Appeal to Osaka High Court

The District Court’s decision was appealed to the Osaka High Court, which set aside the award in June 2016.[2] The High Court found in particular that:

  • Arbitrators have an ongoing obligation during the course of proceedings to disclose without delay all facts that would likely to give rise to justifiable doubts as to their impartiality or independence under Article 18(4) of the JAA. An advance declaration and waiver of potential future conflicts of interest was considered too abstract, and lacked the factual specificity required to enable parties to determine whether or not to challenge the appointment of an arbitrator.
  • Arbitrators have an ongoing duty to identify disclosable facts. The High Court took the apparent view that, in this case, the potential conflict could have been identified with minimal difficulty through the arbitrator’s law firm’s conflict check processes. The High Court found that, regardless of whether the conflict had not been identified, or had been identified and cleared but not disclosed, the arbitrator had breached its obligation and this had led to grave procedural defects in the arbitral process. This was deemed sufficient ground to set aside the award under Article 44(1)(6) of the JAA.

At the time, the High Court’s decision attracted significant attention from arbitration practitioners. While the Japanese courts are widely perceived as pro-arbitration and have a track record of dismissing arbitral award challenges, this decision marked a strict approach being taken to the disclosure of conflicts, with breaches of disclosure obligations potentially leading to the setting aside of arbitral awards, even if unintentional and not affecting the final arbitral result.

The High Court’s decision was further appealed to the Supreme Court.

Supreme Court decision

On 12 December 2017, the Supreme Court set aside the High Court’s decision and referred it back to the High Court for further determination.[3] The Supreme Court found as follows.

  • It agreed with the High Court’s decision that the duty of disclosure was an ongoing one, and that the purpose of this obligation was to ensure the effectiveness of the process for challenging arbitrators. Merely telling parties in the abstract that circumstances under Article 18(4) of the JAA could potentially arise does not constitute proper disclosure as it lacked the necessary specificity to enable parties to challenge an arbitrator.
  • It also found that the disclosure obligation was not limited to facts which an arbitrator was actually aware of, but extended to circumstances which an arbitrator could have become aware of had a reasonable investigation been conducted. In this sense, the Supreme Court also agreed with the High Court judgement.
  • However, the Supreme Court found that, in this case, it was unclear:
    • whether the arbitrator had in fact been aware of the conflict before the award was rendered;
    • whether the arbitrator’s law firm was aware of the conflict; and
    • what sort of conflict check systems was in place at the arbitrator’s law firm.
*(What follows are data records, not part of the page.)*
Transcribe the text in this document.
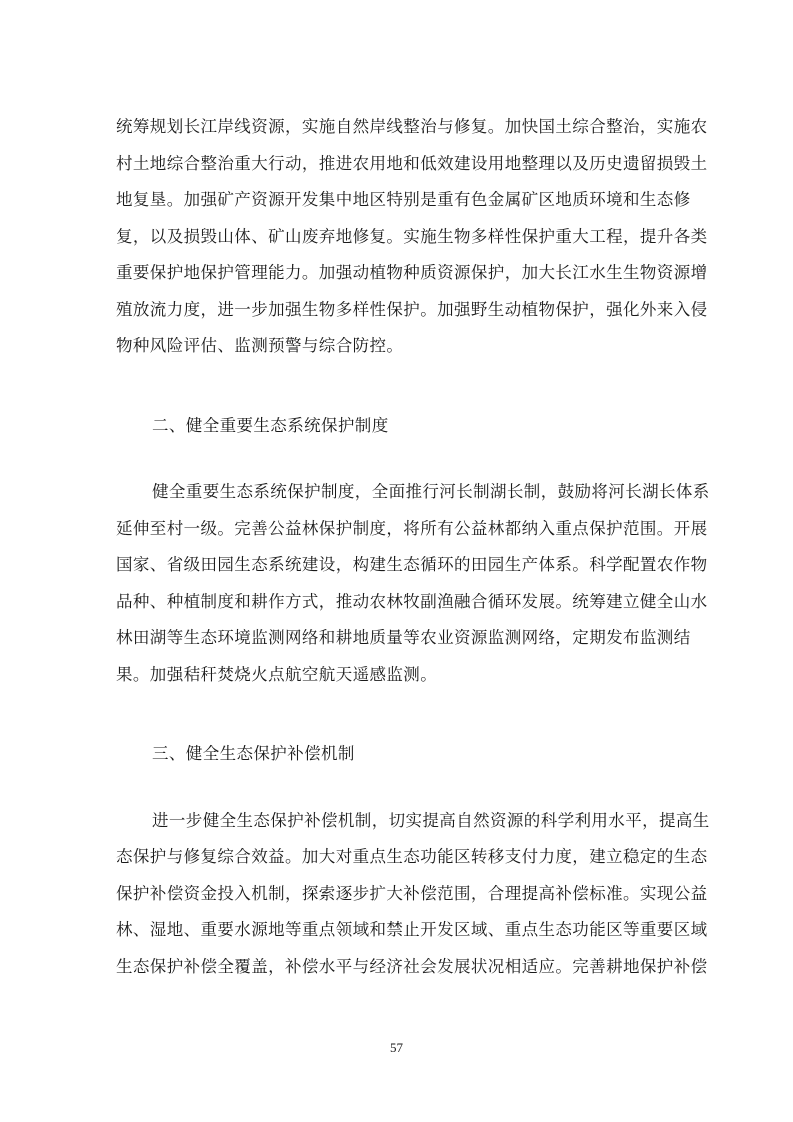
统筹规划长江岸线资源，实施自然岸线整治与修复。加快国土综合整治，实施农
村土地综合整治重大行动，推进农用地和低效建设用地整理以及历史遗留损毁土
地复垦。加强矿产资源开发集中地区特别是重有色金属矿区地质环境和生态修
复，以及损毁山体、矿山废弃地修复。实施生物多样性保护重大工程，提升各类
重要保护地保护管理能力。加强动植物种质资源保护，加大长江水生生物资源增
殖放流力度，进一步加强生物多样性保护。加强野生动植物保护，强化外来入侵
物种风险评估、监测预警与综合防控。
二、健全重要生态系统保护制度
健全重要生态系统保护制度，全面推行河长制湖长制，鼓励将河长湖长体系
延伸至村一级。完善公益林保护制度，将所有公益林都纳入重点保护范围。开展
国家、省级田园生态系统建设，构建生态循环的田园生产体系。科学配置农作物
品种、种植制度和耕作方式，推动农林牧副渔融合循环发展。统筹建立健全山水
林田湖等生态环境监测网络和耕地质量等农业资源监测网络，定期发布监测结
果。加强秸秆焚烧火点航空航天遥感监测。
三、健全生态保护补偿机制
进一步健全生态保护补偿机制，切实提高自然资源的科学利用水平，提高生
态保护与修复综合效益。加大对重点生态功能区转移支付力度，建立稳定的生态
保护补偿资金投入机制，探索逐步扩大补偿范围，合理提高补偿标准。实现公益
林、湿地、重要水源地等重点领域和禁止开发区域、重点生态功能区等重要区域
生态保护补偿全覆盖，补偿水平与经济社会发展状况相适应。完善耕地保护补偿
57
On that basis, it did not consider that the facts as presented were sufficient to allow the High Court to conclusively find that the arbitrator could have become aware of the potential conflict, had a reasonable investigation been conducted.

Conclusion

The recent Supreme Court judgement confirms many of the principles expounded in the High Court decision which practitioners should take note of, namely that (i) the duty of disclosure is an ongoing one, which continues beyond the initial appointment, and (ii) arbitrators have an obligation to conduct reasonable enquiries regarding disclosable information. However, the Supreme Court focused more on the factual aspect of the case – in particular whether the arbitrator was in fact aware of or should have been aware of the potential conflict. It failed, however, to provide guidance to practitioners as to what would be deemed a reasonable investigation to identify potential conflicts.

The case serves as a reminder to all arbitrators hearing cases seated in Japan to ensure that they have thorough processes in place to identify potential conflicts on an ongoing basis and promptly notify parties of any changes of circumstances which might give rise to justifiable doubts as to their impartiality or independence.